Les arguments en faveur de la boucherie, dans un contexte où la nécessité ne peut pas être invoquée, laquelle lève en effet la difficulté, sont moralement très faibles. La balance entre le plaisir gustatif de l'un, obtenu par la mort de l'autre est grandement déséquilibrée. On s'étonne par ailleurs de la fréquente naturalisation de l'alimentation carnée, qui s'appuie sur le chasseur du paléolithique, en vérité souvent charognard, parfois cannibale.
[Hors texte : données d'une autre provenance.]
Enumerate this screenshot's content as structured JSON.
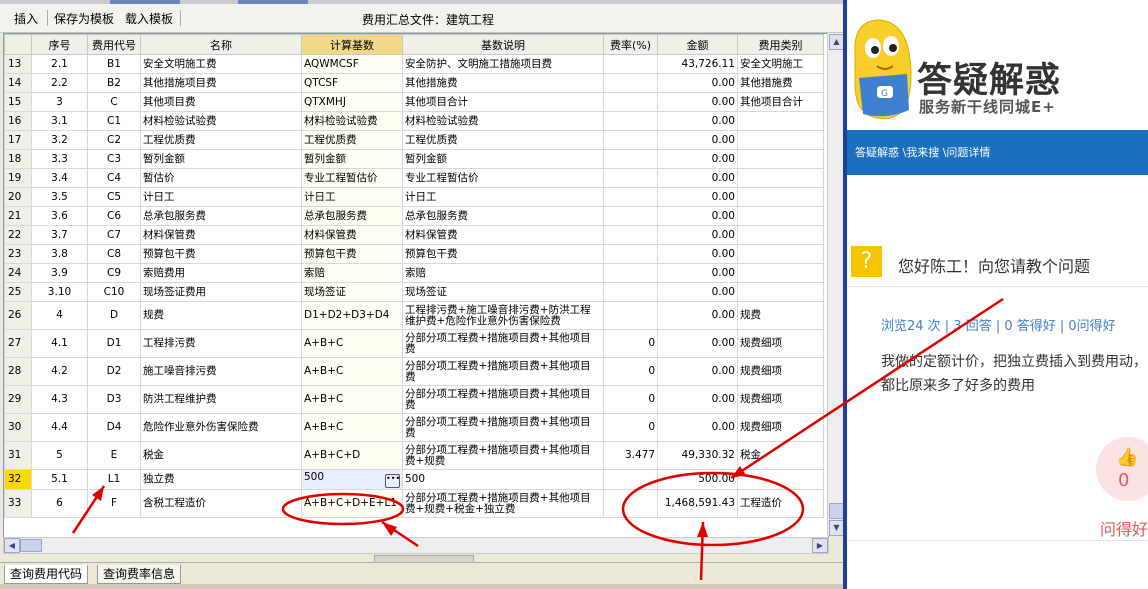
{
  "toolbar": {
    "insert": "插入",
    "save_template": "保存为模板",
    "load_template": "载入模板",
    "file_title": "费用汇总文件：建筑工程"
  },
  "table": {
    "headers": [
      "",
      "序号",
      "费用代号",
      "名称",
      "计算基数",
      "基数说明",
      "费率(%)",
      "金额",
      "费用类别"
    ],
    "rows": [
      [
        "13",
        "2.1",
        "B1",
        "安全文明施工费",
        "AQWMCSF",
        "安全防护、文明施工措施项目费",
        "",
        "43,726.11",
        "安全文明施工"
      ],
      [
        "14",
        "2.2",
        "B2",
        "其他措施项目费",
        "QTCSF",
        "其他措施费",
        "",
        "0.00",
        "其他措施费"
      ],
      [
        "15",
        "3",
        "C",
        "其他项目费",
        "QTXMHJ",
        "其他项目合计",
        "",
        "0.00",
        "其他项目合计"
      ],
      [
        "16",
        "3.1",
        "C1",
        "材料检验试验费",
        "材料检验试验费",
        "材料检验试验费",
        "",
        "0.00",
        ""
      ],
      [
        "17",
        "3.2",
        "C2",
        "工程优质费",
        "工程优质费",
        "工程优质费",
        "",
        "0.00",
        ""
      ],
      [
        "18",
        "3.3",
        "C3",
        "暂列金额",
        "暂列金额",
        "暂列金额",
        "",
        "0.00",
        ""
      ],
      [
        "19",
        "3.4",
        "C4",
        "暂估价",
        "专业工程暂估价",
        "专业工程暂估价",
        "",
        "0.00",
        ""
      ],
      [
        "20",
        "3.5",
        "C5",
        "计日工",
        "计日工",
        "计日工",
        "",
        "0.00",
        ""
      ],
      [
        "21",
        "3.6",
        "C6",
        "总承包服务费",
        "总承包服务费",
        "总承包服务费",
        "",
        "0.00",
        ""
      ],
      [
        "22",
        "3.7",
        "C7",
        "材料保管费",
        "材料保管费",
        "材料保管费",
        "",
        "0.00",
        ""
      ],
      [
        "23",
        "3.8",
        "C8",
        "预算包干费",
        "预算包干费",
        "预算包干费",
        "",
        "0.00",
        ""
      ],
      [
        "24",
        "3.9",
        "C9",
        "索赔费用",
        "索赔",
        "索赔",
        "",
        "0.00",
        ""
      ],
      [
        "25",
        "3.10",
        "C10",
        "现场签证费用",
        "现场签证",
        "现场签证",
        "",
        "0.00",
        ""
      ],
      [
        "26",
        "4",
        "D",
        "规费",
        "D1+D2+D3+D4",
        "工程排污费+施工噪音排污费+防洪工程维护费+危险作业意外伤害保险费",
        "",
        "0.00",
        "规费"
      ],
      [
        "27",
        "4.1",
        "D1",
        "工程排污费",
        "A+B+C",
        "分部分项工程费+措施项目费+其他项目费",
        "0",
        "0.00",
        "规费细项"
      ],
      [
        "28",
        "4.2",
        "D2",
        "施工噪音排污费",
        "A+B+C",
        "分部分项工程费+措施项目费+其他项目费",
        "0",
        "0.00",
        "规费细项"
      ],
      [
        "29",
        "4.3",
        "D3",
        "防洪工程维护费",
        "A+B+C",
        "分部分项工程费+措施项目费+其他项目费",
        "0",
        "0.00",
        "规费细项"
      ],
      [
        "30",
        "4.4",
        "D4",
        "危险作业意外伤害保险费",
        "A+B+C",
        "分部分项工程费+措施项目费+其他项目费",
        "0",
        "0.00",
        "规费细项"
      ],
      [
        "31",
        "5",
        "E",
        "税金",
        "A+B+C+D",
        "分部分项工程费+措施项目费+其他项目费+规费",
        "3.477",
        "49,330.32",
        "税金"
      ],
      [
        "32",
        "5.1",
        "L1",
        "独立费",
        "500",
        "500",
        "",
        "500.00",
        ""
      ],
      [
        "33",
        "6",
        "F",
        "含税工程造价",
        "A+B+C+D+E+L1",
        "分部分项工程费+措施项目费+其他项目费+规费+税金+独立费",
        "",
        "1,468,591.43",
        "工程造价"
      ]
    ]
  },
  "bottom_tabs": [
    "查询费用代码",
    "查询费率信息"
  ],
  "web": {
    "brand": "答疑解惑",
    "slogan": "服务新干线同城E+",
    "breadcrumb": "答疑解惑 \\我来搜 \\问题详情",
    "question_title": "您好陈工！向您请教个问题",
    "stats": "浏览24 次 | 3 回答 | 0 答得好 | 0问得好",
    "body": "我做的定额计价，把独立费插入到费用动，都比原来多了好多的费用",
    "like_count": "0",
    "helpful_label": "问得好"
  },
  "colors": {
    "nav_blue": "#1b6fbf",
    "header_highlight": "#f3d987",
    "selected_row": "#ffd700",
    "annotation_red": "#e00000"
  }
}
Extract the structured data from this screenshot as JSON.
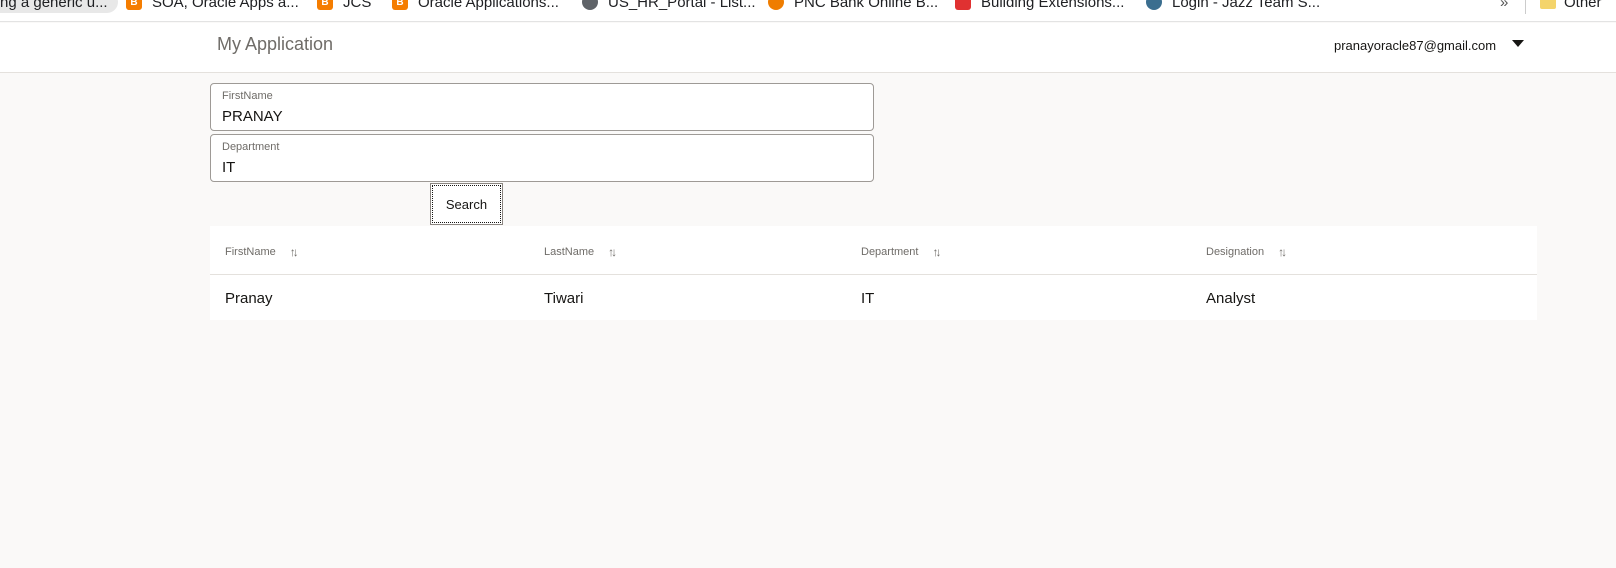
{
  "bookmarks": {
    "items": [
      {
        "label": "ng a generic u...",
        "icon": "globe-icon",
        "color": "#5f6368"
      },
      {
        "label": "SOA, Oracle Apps a...",
        "icon": "blogger-icon",
        "color": "#f57d00"
      },
      {
        "label": "JCS",
        "icon": "blogger-icon",
        "color": "#f57d00"
      },
      {
        "label": "Oracle Applications...",
        "icon": "blogger-icon",
        "color": "#f57d00"
      },
      {
        "label": "US_HR_Portal - List...",
        "icon": "globe-icon",
        "color": "#5f6368"
      },
      {
        "label": "PNC Bank Online B...",
        "icon": "pnc-icon",
        "color": "#ef7d00"
      },
      {
        "label": "Building Extensions...",
        "icon": "oracle-icon",
        "color": "#e03131"
      },
      {
        "label": "Login - Jazz Team S...",
        "icon": "jazz-icon",
        "color": "#3b6e8f"
      }
    ],
    "more": "»",
    "other": "Other"
  },
  "header": {
    "title": "My Application",
    "user_email": "pranayoracle87@gmail.com"
  },
  "form": {
    "first_name": {
      "label": "FirstName",
      "value": "PRANAY"
    },
    "department": {
      "label": "Department",
      "value": "IT"
    },
    "search_label": "Search"
  },
  "table": {
    "columns": [
      "FirstName",
      "LastName",
      "Department",
      "Designation"
    ],
    "rows": [
      [
        "Pranay",
        "Tiwari",
        "IT",
        "Analyst"
      ]
    ]
  }
}
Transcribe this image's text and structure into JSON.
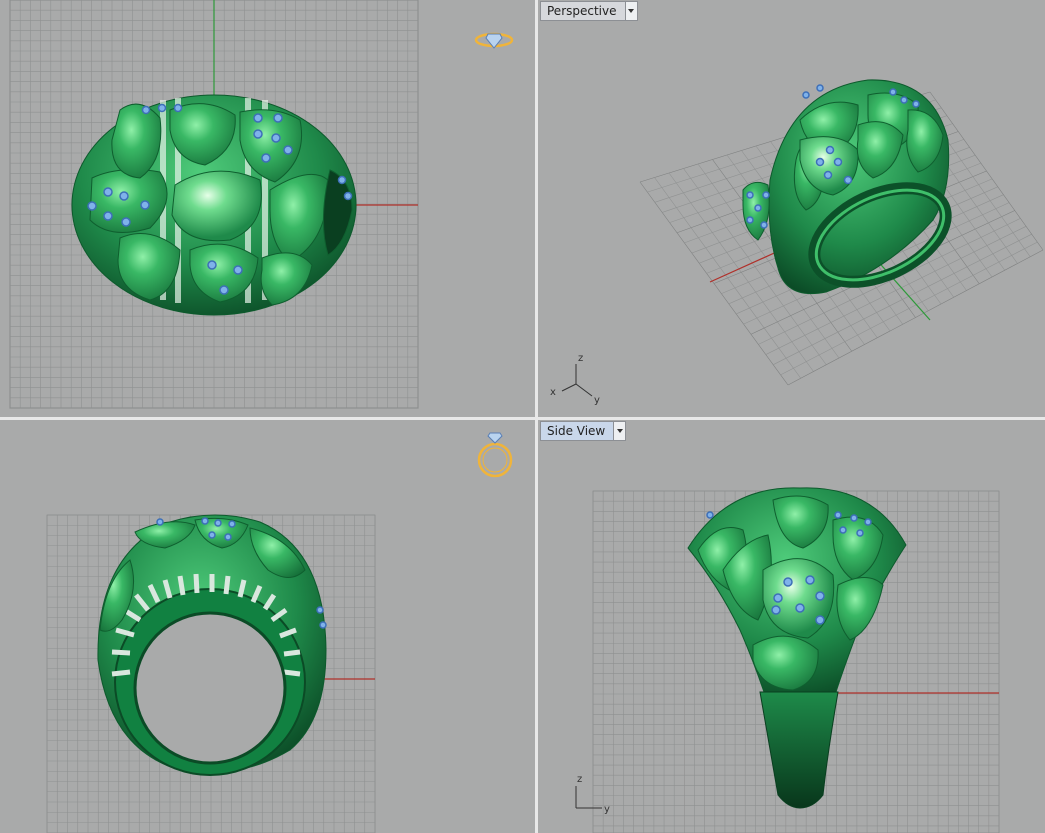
{
  "viewports": {
    "perspective_label": "Perspective",
    "side_label": "Side View"
  },
  "axis_labels": {
    "x": "x",
    "y": "y",
    "z": "z"
  },
  "colors": {
    "background": "#a9aaaa",
    "grid": "#8f9191",
    "x_axis": "#b0302a",
    "y_axis": "#2e9a3a",
    "model": "#1f8a4a",
    "gem": "#7fb2ea",
    "ring_icon": "#f0b43a"
  }
}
Cette justification est à tous égards une aberration.

Les habitudes culturelles, les traditions culinaires, sont de peu de poids au regard de l'argument, clairement énoncé par Rousseau dans la préface du deuxième Discours sur l'origine et les fondements de l'inégalité parmi les hommes, selon lequel, « […] si je suis obligé de ne faire aucun mal à mon semblable, c'est moins parce qu'il est un être raisonnable que parce qu'il est un être sensible ; qualité qui, étant commune à la bête et à l'homme, doit au moins donner à l'une le droit de n'être point maltraitée inutilement par l'autre ».

On le voit : soit on pense le problème à l'intérieur du cadre réglementaire en vigueur et l'on tient sans examen pour légitime ce qui est légal, on s'interdit alors de comprendre pourquoi certains remettent en cause la boucherie et l'on cantonne le problème à des dérives ou à des aspects techniques ; soit on s'interroge depuis les fondements sur la légitimité de la boucherie et l'on se demande alors s'il est juste de faire subir aux animaux ce que nous leur faisons subir, c'est-à-dire le pire – de quel droit, en l'absence de nécessité, assimilons-nous les animaux à des ressources transformables ou à des biens dont l'usage implique la destruction ?

Ajoutons que jamais nous n'avons fait souffrir et tué autant d'animaux qu'aujourd'hui alors que jamais nous n'avons eu moins besoin des animaux pour notre survie ou pour notre développement.

C'est sur le caractère à la fois ancien et pérenne de l'interrogation sur la légitimité même de l'abattage des animaux que je voulais appeler votre attention. Non, cette préoccupation n'est pas le fait d'étranges groupuscules qui puisent dans des sources occultes ; il s'agit bien d'une question philosophique et morale que seule l'ignorance de l'histoire des idées peut ranger au magasin des bizarreries.